The new data come from two Phase III trials dubbed PSOARING 1 and 2, which enrolled 510 and 515 adults with mild to severe plaque psoriasis, respectively.
According to Dermavant, 18.8% of patients given tapinarof achieved a 90% or greater reduction in PASI 90 at Week 12 compared to just 1.6% of patients given placebo in PSOARING 1, with a p-value of 0.0005. In PSOARING 2, 20.9% of patients on tapinarof achieved PASI 90, versus 2.5% in the placebo arm, with a p-value less than 0.0001.
Itch reduction was measured on the Peak Pruritis Numerical Rating Scale (PP-NRS). And according to patient-reported outcomes, 67.5% of those who received tapinarof achieved a 4-point or higher improvement on the scale from Week 2 through Week 12, compared to just 46.1% of patients on placebo in PSOARING 1 (p=0.0004).

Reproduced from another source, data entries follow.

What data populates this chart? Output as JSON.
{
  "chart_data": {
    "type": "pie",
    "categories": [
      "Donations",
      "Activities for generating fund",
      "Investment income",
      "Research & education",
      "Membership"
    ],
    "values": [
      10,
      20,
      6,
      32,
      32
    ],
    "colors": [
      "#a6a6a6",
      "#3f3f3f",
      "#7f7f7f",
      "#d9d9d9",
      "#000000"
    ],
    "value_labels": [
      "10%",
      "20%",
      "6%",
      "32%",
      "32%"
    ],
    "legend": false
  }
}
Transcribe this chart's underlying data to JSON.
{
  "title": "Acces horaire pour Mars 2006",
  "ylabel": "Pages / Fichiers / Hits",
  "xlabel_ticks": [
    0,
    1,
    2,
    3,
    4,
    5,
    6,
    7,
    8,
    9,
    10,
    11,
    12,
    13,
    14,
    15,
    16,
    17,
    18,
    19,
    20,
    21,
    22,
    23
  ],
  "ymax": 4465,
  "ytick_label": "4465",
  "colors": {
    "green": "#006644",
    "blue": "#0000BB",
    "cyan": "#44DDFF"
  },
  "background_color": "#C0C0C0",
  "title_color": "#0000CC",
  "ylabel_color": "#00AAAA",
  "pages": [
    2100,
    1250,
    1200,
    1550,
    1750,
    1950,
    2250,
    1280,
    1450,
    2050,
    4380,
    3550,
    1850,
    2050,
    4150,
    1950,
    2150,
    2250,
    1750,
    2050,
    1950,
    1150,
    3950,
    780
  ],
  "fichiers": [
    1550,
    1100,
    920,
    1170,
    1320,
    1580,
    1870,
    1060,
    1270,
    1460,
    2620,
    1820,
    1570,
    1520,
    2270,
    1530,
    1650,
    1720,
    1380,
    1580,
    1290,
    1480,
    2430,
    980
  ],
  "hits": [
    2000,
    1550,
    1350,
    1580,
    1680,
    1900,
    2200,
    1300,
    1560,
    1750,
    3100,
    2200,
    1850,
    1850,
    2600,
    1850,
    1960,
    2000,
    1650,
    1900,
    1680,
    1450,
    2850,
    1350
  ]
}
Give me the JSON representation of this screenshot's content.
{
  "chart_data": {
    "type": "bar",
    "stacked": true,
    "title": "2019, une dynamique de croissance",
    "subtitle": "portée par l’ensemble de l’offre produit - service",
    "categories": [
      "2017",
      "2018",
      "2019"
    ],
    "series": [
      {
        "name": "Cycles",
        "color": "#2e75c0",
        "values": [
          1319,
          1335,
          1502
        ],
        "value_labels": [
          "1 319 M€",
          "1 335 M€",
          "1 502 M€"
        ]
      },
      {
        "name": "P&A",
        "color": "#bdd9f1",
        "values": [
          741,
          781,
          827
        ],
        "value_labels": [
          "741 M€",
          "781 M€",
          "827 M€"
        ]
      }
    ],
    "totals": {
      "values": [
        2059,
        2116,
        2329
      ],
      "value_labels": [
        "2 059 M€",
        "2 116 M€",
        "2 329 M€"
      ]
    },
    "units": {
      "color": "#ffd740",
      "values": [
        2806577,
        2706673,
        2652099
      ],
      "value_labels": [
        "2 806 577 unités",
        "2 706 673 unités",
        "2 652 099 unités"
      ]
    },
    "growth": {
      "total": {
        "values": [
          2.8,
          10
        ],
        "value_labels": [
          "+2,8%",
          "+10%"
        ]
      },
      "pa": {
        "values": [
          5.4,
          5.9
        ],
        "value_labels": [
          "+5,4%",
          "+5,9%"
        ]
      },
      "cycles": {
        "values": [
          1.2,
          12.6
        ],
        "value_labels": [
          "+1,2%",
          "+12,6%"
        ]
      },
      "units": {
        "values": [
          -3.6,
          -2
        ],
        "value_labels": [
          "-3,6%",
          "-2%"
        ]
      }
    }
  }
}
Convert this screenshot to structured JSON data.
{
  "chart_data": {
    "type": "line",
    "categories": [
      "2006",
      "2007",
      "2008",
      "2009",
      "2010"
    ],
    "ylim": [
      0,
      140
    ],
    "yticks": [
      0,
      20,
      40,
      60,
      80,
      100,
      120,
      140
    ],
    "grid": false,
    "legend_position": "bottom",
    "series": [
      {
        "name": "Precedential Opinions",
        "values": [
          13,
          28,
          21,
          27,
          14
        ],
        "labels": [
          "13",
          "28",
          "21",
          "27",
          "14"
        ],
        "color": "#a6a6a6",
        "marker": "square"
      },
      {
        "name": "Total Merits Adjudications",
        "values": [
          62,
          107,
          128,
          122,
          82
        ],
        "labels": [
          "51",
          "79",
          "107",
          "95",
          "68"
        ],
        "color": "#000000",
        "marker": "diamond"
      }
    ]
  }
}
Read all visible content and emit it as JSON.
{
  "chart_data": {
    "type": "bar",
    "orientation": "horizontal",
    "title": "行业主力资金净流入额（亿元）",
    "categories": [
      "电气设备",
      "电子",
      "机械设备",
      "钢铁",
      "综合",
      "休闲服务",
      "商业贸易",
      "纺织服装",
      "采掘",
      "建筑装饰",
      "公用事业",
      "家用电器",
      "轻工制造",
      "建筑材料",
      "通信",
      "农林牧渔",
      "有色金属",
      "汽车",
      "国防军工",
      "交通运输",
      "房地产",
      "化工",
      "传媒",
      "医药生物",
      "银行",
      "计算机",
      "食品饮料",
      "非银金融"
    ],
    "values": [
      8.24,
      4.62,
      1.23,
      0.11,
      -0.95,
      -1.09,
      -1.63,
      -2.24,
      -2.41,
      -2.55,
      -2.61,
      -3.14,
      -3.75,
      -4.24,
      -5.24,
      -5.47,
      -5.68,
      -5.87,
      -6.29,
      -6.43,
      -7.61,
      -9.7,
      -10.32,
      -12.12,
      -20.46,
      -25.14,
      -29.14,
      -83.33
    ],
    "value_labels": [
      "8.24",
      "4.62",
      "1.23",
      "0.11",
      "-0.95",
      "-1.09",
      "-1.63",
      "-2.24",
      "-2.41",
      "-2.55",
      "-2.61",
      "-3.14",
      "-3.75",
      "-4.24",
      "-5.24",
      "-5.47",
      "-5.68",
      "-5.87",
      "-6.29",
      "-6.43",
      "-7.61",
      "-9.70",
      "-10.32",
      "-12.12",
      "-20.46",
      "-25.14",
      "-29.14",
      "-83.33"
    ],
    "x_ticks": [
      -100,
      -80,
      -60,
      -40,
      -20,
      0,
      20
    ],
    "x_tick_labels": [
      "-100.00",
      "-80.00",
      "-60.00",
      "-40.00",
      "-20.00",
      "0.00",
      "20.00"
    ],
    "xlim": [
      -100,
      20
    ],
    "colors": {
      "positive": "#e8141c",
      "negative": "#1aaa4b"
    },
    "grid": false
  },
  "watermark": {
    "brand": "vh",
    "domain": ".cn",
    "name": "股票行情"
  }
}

In PSOARING 2, 59.7% of patients in the treatment arm saw a 4-point of higher improvement, compared to 31.3% of those in the placebo arm (p<0.0001.)
Zavodnick has a distinct commercial plan in mind for tapinarof, which Vivek Ramaswamy’s team plucked from GSK back in 2018 for $330 million — $200 million upfront. The plaque psoriasis market is highly competitive, abounding with drugs from big players like Stelara, Skyrizi and Cosentyx.
Zavodnick sees the candidate as a replacement for steroids in the topical space, while leaving the most severe cases to the ultra-effective biologics, where he says the cream could act as an add-on therapy.
“I think patients that have mild to moderate psoriasis are going to look to tapinarof first-line,” he said. “If a patient needs more than a topical because of their body surface area affected, I think you’re looking at an oral/injectable opportunity, and 75% of those patients are always getting a topical with that,” adding that the beauty of nonsteroidals is there’s no limit to their use.
Dermavant announced tapinarof met its primary endpoints in PSOARING 1 and 2 back in August — clear or nearly clear cases of psoriasis compared to a placebo, with a minimum 2-grade improvement on Physician Global Assessment, a commonly used score sheet. Tapinarof also cleared a key secondary endpoint, PASI 75, at Week 12. In both PSOARING 1 and 2, tapinarof registered a 35.4% and 40.2% score on the primary, compared to marginal gains for the placebo, and a 36.1% and 47.6% score on PASI 75.
In February, Dermavant read out long-term data from the PSOARING 3 trial, which showed improvements beyond Week 12. No new safety signals were seen over the 52 weeks, and 57.3% of patients who entered the study with a PGA score of 2 or higher ended up with a score of 0 or 1, the company announced.
Patients’ symptoms didn’t flare back up for a median of four months, Zavodnick added.
The new data on itch relief set tapinarof up for a Phase III trial launch this year, Zavodnick said. Back in February, the CEO said tapinarof could be the foundation on which Dermavant builds a “multibillion-dollar organization.” After all, the company wouldn’t be a “Vant” if it didn’t promise big things at a fast pace.